DISCURSO DO PAPA JOÃO PAULO II
AOS SACERDOTES, RELIGIOSOS E RELIGIOSAS

Catedral de Buenos Aires
Sexta-feira, 11 de Junho de 1982

 

Amados irmãos e irmãs

1. Saúdo-vos cordialmente, sacerdotes, religiosos, religiosas, membros de Institutos eclesiais, seminaristas e jovens em fase de formação para a entrega a Cristo.

Encontro-me convosco nesta Catedral de Buenos Aires dedicada à Santíssima Trindade, poucos dias depois de ter celebrado a solenidade do mistério trinitário e antes da festa do Corpo de Cristo.

Isto leva-nos a reflectir sobre o profundo significado da Eucaristia na vocação e na vida do sacerdote e das almas consagradas.

São Paulo coloca expressivamente diante dos nossos olhos o extraordinário conteúdo eclesial que, para a nossa existência, brota da Eucaristia: "uma vez que há um só pão, nós, embora sendo muitos, formamos um só corpo, porque todos participamos do mesmo pão" (1 Cor 10, 17).

Aqui delineámos em breves palavras o fundamento teológico-existencial, que partindo do mistério eucarístico, nos conduz à realidade da fé, da união eclesial, da correspondência a esse amor, que está na raiz da nossa consagração.

Sois vós os consagrados a Cristo e à Igreja, ao amor desinteressado por Ele; a um género de vida baseado na fé, ministros e testemunhas da fé, defensores da fé e esperança dos outros.
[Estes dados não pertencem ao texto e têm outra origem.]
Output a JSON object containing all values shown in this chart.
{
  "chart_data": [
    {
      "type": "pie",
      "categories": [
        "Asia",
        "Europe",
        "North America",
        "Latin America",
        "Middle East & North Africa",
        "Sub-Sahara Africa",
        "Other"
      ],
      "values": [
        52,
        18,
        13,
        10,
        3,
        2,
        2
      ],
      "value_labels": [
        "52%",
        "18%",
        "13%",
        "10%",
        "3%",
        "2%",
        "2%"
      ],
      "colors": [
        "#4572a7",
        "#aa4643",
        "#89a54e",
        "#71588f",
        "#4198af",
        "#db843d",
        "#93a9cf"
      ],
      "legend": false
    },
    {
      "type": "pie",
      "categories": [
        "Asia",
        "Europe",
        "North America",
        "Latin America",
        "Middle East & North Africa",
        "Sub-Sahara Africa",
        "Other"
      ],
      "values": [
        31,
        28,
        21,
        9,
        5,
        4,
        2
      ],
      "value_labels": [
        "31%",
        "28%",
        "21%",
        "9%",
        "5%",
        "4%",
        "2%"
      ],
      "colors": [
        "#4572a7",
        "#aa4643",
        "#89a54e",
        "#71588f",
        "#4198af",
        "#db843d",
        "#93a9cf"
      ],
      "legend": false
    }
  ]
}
Isto configura-vos como pessoas que vivem muito próximo dos homens e da sociedade, das suas dores e esperanças. Mas distingue-vos no modo de sentir e viver a própria existência.

De facto, o sacerdócio é uma consagração a Deus em Jesus Cristo para "servir ... a muitos" (cf. Mc 10, 45). Essa consagração é, como bem Sabemos, um dom sacramental indelével, conferido pelo Bispo, sinal e causa de graça.

Por sua vez, a dedicação dos religiosos é uma entrega de si mesmo aceita pela Igreja para o seu serviço. Isto constitui uma consagração especial, radicada intimamente e expressa mais plenamente na consagração do Baptismo" (Perfectae caritatis, 5). Pois bem, tanto uma como a outra entrega são mais ou menos eficazes, em nós mesmos e na comunidade que servimos, segundo a fidelidade com que determinarmos viver toda a nossa vida, interior e exterior, conforme o dom recebido e o compromisso aceito.

Para poder compreender e viver fielmente essa entrega é necessária a ajuda da graça. Por conseguinte, um sacerdote ou pessoa consagrada deve encontrar tempo para estar sozinho com Deus, ouvindo o que Ele tem para lhe dizer no silêncio. Devem ser, por isso, almas de oração, almas de Eucaristia.

2. E sendo almas especialmente consagradas, devem ser homens e mulheres com grande sentido da união eclesial que simboliza e realiza a Eucaristia. Vivendo unidos a um Bispo em e para a Igreja, em e para uma Igreja concreta, não somos autónomos ou independentes, nem falamos em nome próprio, nem nos representamos a nós mesmos, mas somos "guardiães de um mistério" (1Tim 3, 9) infinitamente superior a nós.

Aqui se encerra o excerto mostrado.